Forse per questo si sente ormai superflua quella radice intellettuale che chiaramente non interferisce con l’occhio e con la mano dell’artista, ma cui si può attingere solo dopo attenta riflessione: e se l’autrice parte, in questa sua personale, dalla triade eleusina è per ribadire l’assoluto mistero che avvolge la creatività.
Al Genio del luogo – riassunto nella figura della Ninfa Amaltea – Cristoforo Madruzzo aveva dedicato la sua nuova dimora di Soriano con la Fonte di paracqua, propizia allo studio e al riposo.
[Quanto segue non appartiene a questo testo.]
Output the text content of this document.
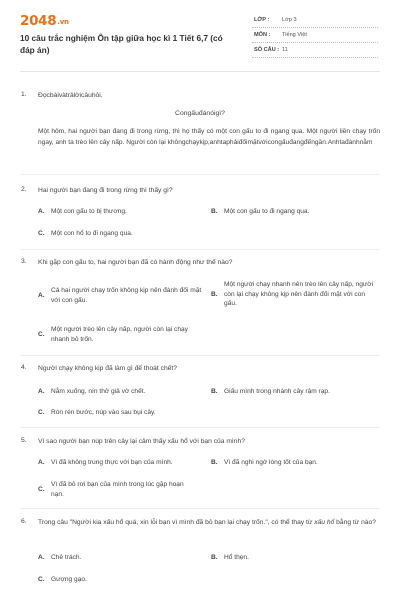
2048.vn
10 câu trắc nghiệm Ôn tập giữa học kì 1 Tiết 6,7 (có đáp án)
LỚP : Lớp 3
MÔN : Tiếng Việt
SỐ CÂU : 11
1. Đọcbàivàtrảlờicâuhỏi.
Congấuđánóigì?
Một hôm, hai người bạn đang đi trong rừng, thì họ thấy có một con gấu to đi ngang qua. Một người liền chạy trốn ngay, anh ta trèo lên cây nấp. Người còn lại khôngchạykịp,anhtaphảiđốimặtvớicongấuđangđếngần.Anhtađánhnằm
2. Hai người bạn đang đi trong rừng thì thấy gì?
A. Một con gấu to bị thương.	B. Một con gấu to đi ngang qua.
C. Một con hổ to đi ngang qua.
3. Khi gặp con gấu to, hai người bạn đã có hành động như thế nào?
A.
Cả hai người chạy trốn không kịp nên đành đối mặt với con gấu.
B.
Một người chạy nhanh nên trèo lên cây nấp, người còn lại chạy không kịp nên đành đối mặt với con gấu.
C.
Một người trèo lên cây nấp, người còn lại chạy nhanh bỏ trốn.
4. Người chạy không kịp đã làm gì để thoát chết?
A. Nằm xuống, nín thở giả vờ chết.	B. Giấu mình trong nhánh cây rậm rạp.
C. Rón rén bước, núp vào sau bụi cây.
5. Vì sao người bạn núp trên cây lại cảm thấy xấu hổ với bạn của mình?
A. Vì đã không trung thực với bạn của mình.	B. Vì đã nghi ngờ lòng tốt của bạn.
C.
Vì đã bỏ rơi bạn của mình trong lúc gặp hoạn nạn.
6. Trong câu "Người kia xấu hổ quá, xin lỗi bạn vì mình đã bỏ bạn lại chạy trốn.", có thể thay từ xấu hổ bằng từ nào?
A. Chê trách.	B. Hổ thẹn.
C. Gượng gạo.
L’occhio vede Giorgione, le nuvole scolpite della pittura rinascimentale e i tronchi degli alberi mai diritti proiettati a dividere lo spazio ancora secondo geometrie sia pure curve, la luce parsimoniosa schiarisce e fa brillare i colori solo in pochi punti-chiave e oscure presenze sono suggerite dalle forme prettamente concluse.
Così lo spazio si amplia talmente verso il primo piano da trasmettere un effetto lenticolare capace di attrarre verso un punto lontano che può essere lago, montagna, nuvola, filare d’alberi o leopardiana siepe, oltre la quale chi sa quale misteriosi altri paesaggi attendono di essere umanamente inventati.
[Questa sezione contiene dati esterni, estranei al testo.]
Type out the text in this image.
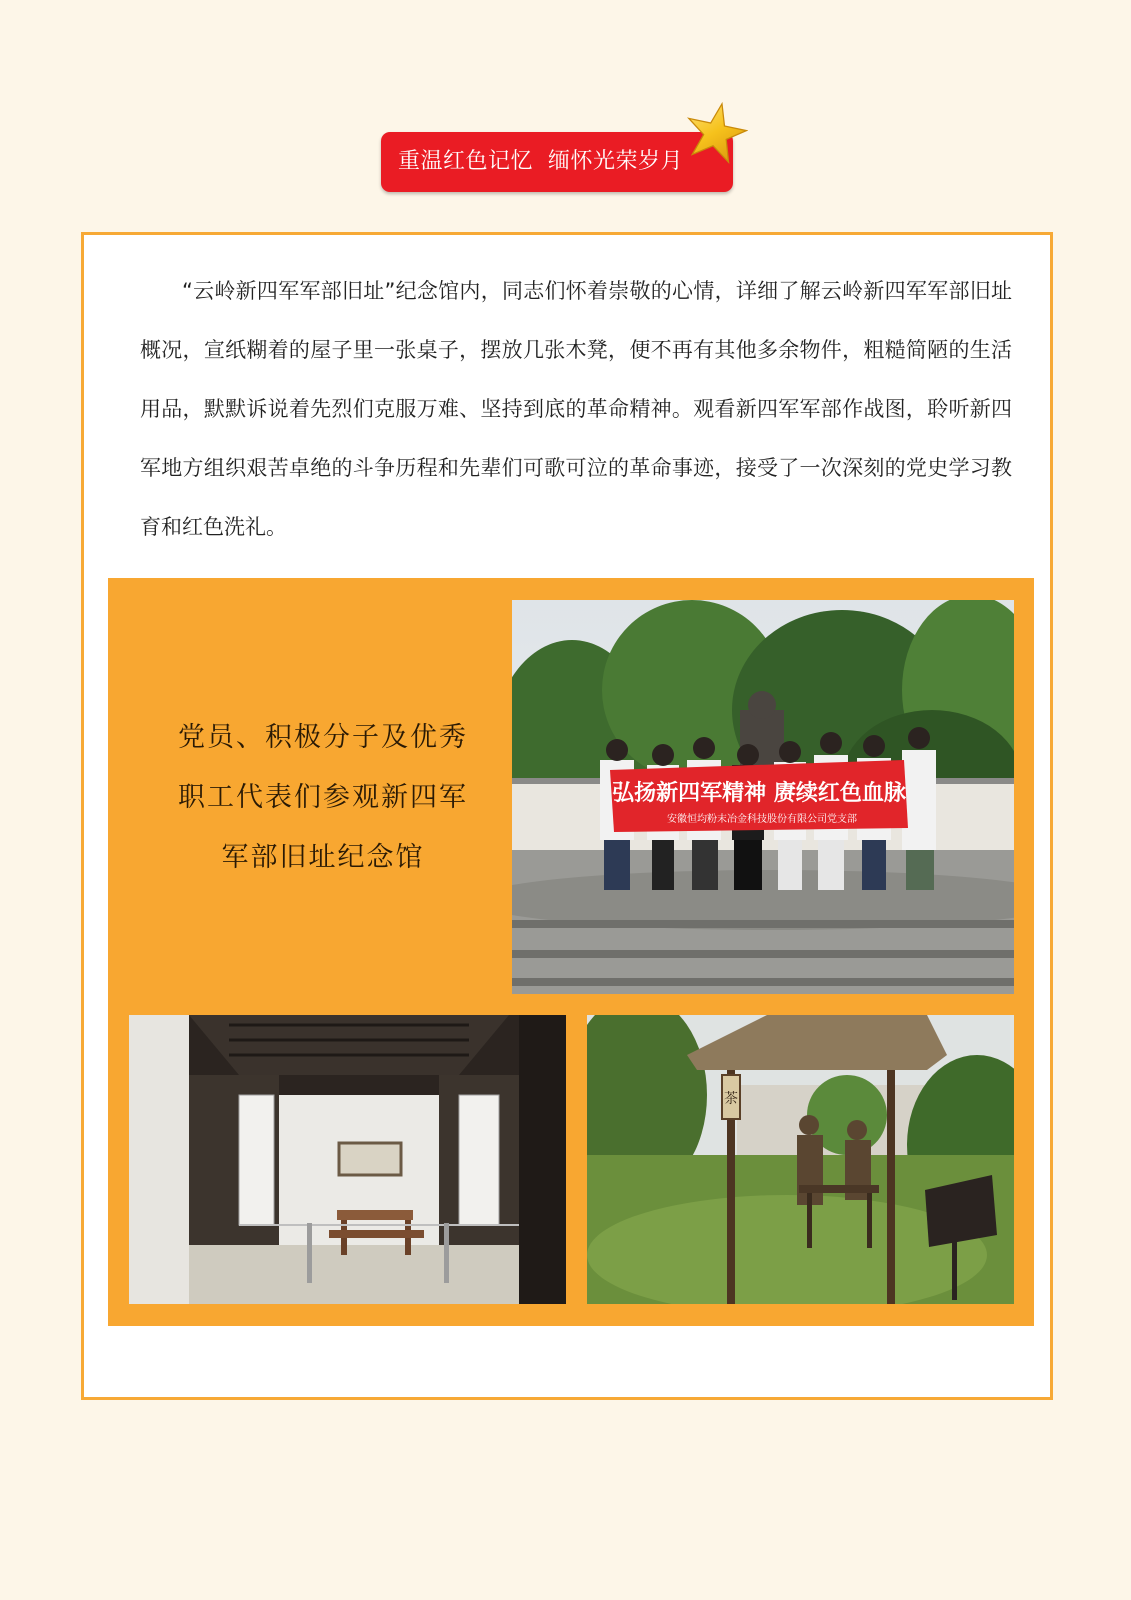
重温红色记忆  缅怀光荣岁月

“云岭新四军军部旧址”纪念馆内，同志们怀着崇敬的心情，详细了解云岭新四军军部旧址概况，宣纸糊着的屋子里一张桌子，摆放几张木凳，便不再有其他多余物件，粗糙简陋的生活用品，默默诉说着先烈们克服万难、坚持到底的革命精神。观看新四军军部作战图，聆听新四军地方组织艰苦卓绝的斗争历程和先辈们可歌可泣的革命事迹，接受了一次深刻的党史学习教育和红色洗礼。

党员、积极分子及优秀
职工代表们参观新四军
军部旧址纪念馆
弘扬新四军精神 赓续红色血脉
安徽恒均粉末冶金科技股份有限公司党支部
茶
Nella magia del primo piano e del controluce l’attrazione è sempre per quel centro simmetrico rispetto al quale il rettangolo sfrangiato della superficie prescelta si rispecchia come una scelta obbligata e assoluta, tanto per ribadire che il frammento è sempre il tutto, e che tra uomini e natura non c’è diversità.
Il passaggio ai ritratti “vetrallesi”- che potrebbero essere tutti autoritratti, se la pittura fosse evoluzione interna delle persone – si gioca tutto sugli scarti di simmetria, sulle accentuazioni luminose che ora dolcemente ora meno dolcemente intagliano i profili, sul contrasto sempre forti tra campi di colori; e non si può fare a meno di pensare che un terzo occhio tra il naso e la fronte, ci guardi.
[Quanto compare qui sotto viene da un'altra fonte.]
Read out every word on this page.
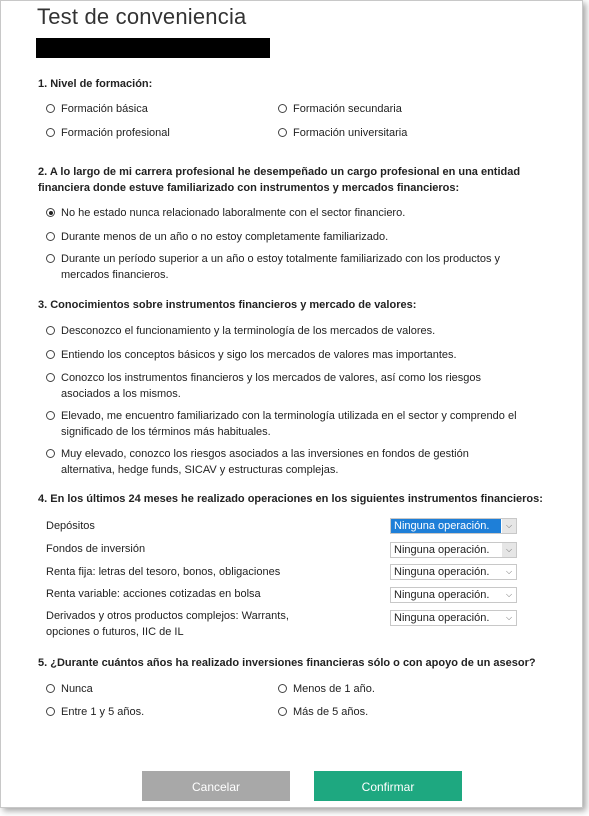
Test de conveniencia
1. Nivel de formación:
Formación básica	Formación secundaria
Formación profesional	Formación universitaria
2. A lo largo de mi carrera profesional he desempeñado un cargo profesional en una entidad financiera donde estuve familiarizado con instrumentos y mercados financieros:
No he estado nunca relacionado laboralmente con el sector financiero.
Durante menos de un año o no estoy completamente familiarizado.
Durante un período superior a un año o estoy totalmente familiarizado con los productos y mercados financieros.
3. Conocimientos sobre instrumentos financieros y mercado de valores:
Desconozco el funcionamiento y la terminología de los mercados de valores.
Entiendo los conceptos básicos y sigo los mercados de valores mas importantes.
Conozco los instrumentos financieros y los mercados de valores, así como los riesgos asociados a los mismos.
Elevado, me encuentro familiarizado con la terminología utilizada en el sector y comprendo el significado de los términos más habituales.
Muy elevado, conozco los riesgos asociados a las inversiones en fondos de gestión alternativa, hedge funds, SICAV y estructuras complejas.
4. En los últimos 24 meses he realizado operaciones en los siguientes instrumentos financieros:
Depósitos	Ninguna operación.	⌵
Fondos de inversión	Ninguna operación.	⌵
Renta fija: letras del tesoro, bonos, obligaciones	Ninguna operación.	⌵
Renta variable: acciones cotizadas en bolsa	Ninguna operación.	⌵
Derivados y otros productos complejos: Warrants, opciones o futuros, IIC de IL
Ninguna operación.	⌵
5. ¿Durante cuántos años ha realizado inversiones financieras sólo o con apoyo de un asesor?
Nunca	Menos de 1 año.
Entre 1 y 5 años.	Más de 5 años.
Cancelar	Confirmar
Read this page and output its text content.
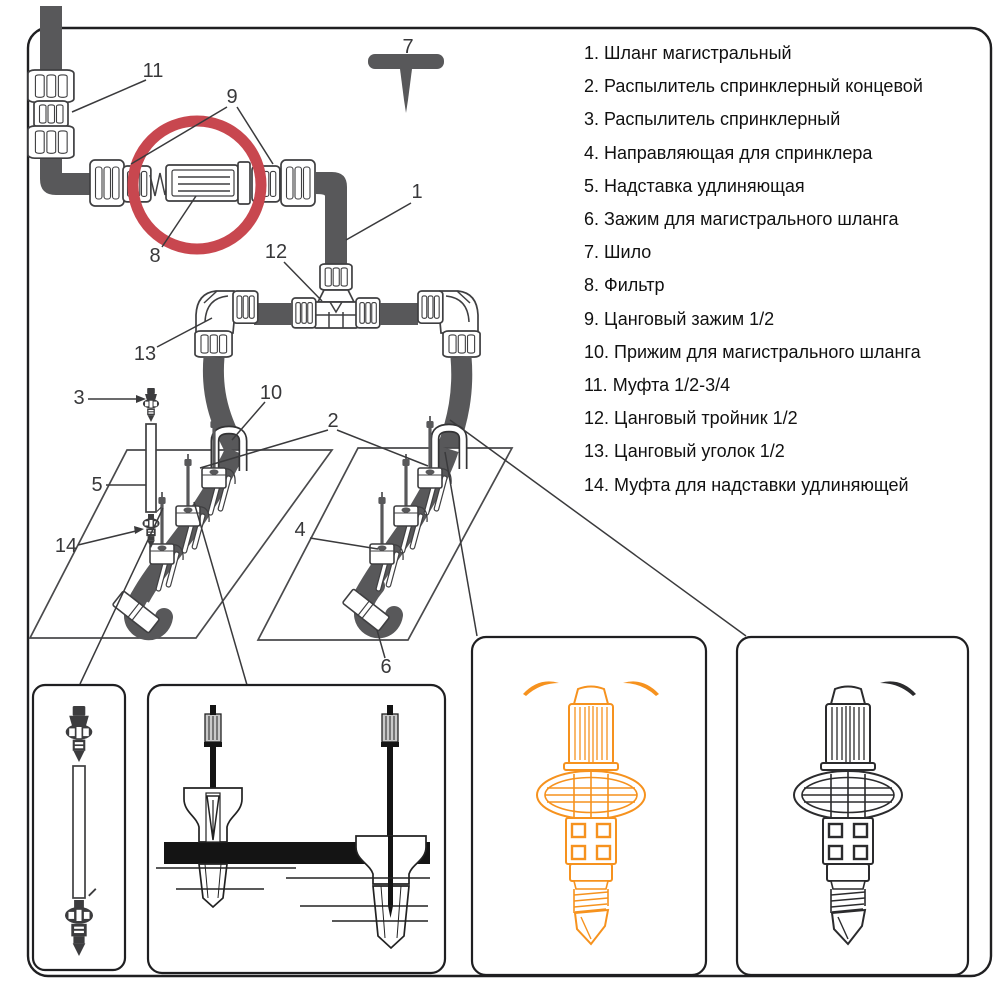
7
11
9
8
1
12
13
10
3
5
14
2
4
6
1. Шланг магистральный
2. Распылитель спринклерный концевой
3. Распылитель спринклерный
4. Направляющая для спринклера
5. Надставка удлиняющая
6. Зажим для магистрального шланга
7. Шило
8. Фильтр
9. Цанговый зажим 1/2
10. Прижим для магистрального шланга
11. Муфта 1/2-3/4
12. Цанговый тройник 1/2
13. Цанговый уголок 1/2
14. Муфта для надставки удлиняющей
Camminare nel mondo di Monica significa, al poli opposto di qualsiasi esperienza di computer grafica o di puzzle o di esercizi stilistici o alla moda, doversi fare per vivere materia e cose di persone e paesaggi e monumenti impastarsi in un aria spessa e greve, essere toccati dall’oro del sole che risuscita e in definitiva essere invitati a riflettere su tante cose raccontate da chi le ha effettivamente sperimentate e le esprime realmente cos’ come sono.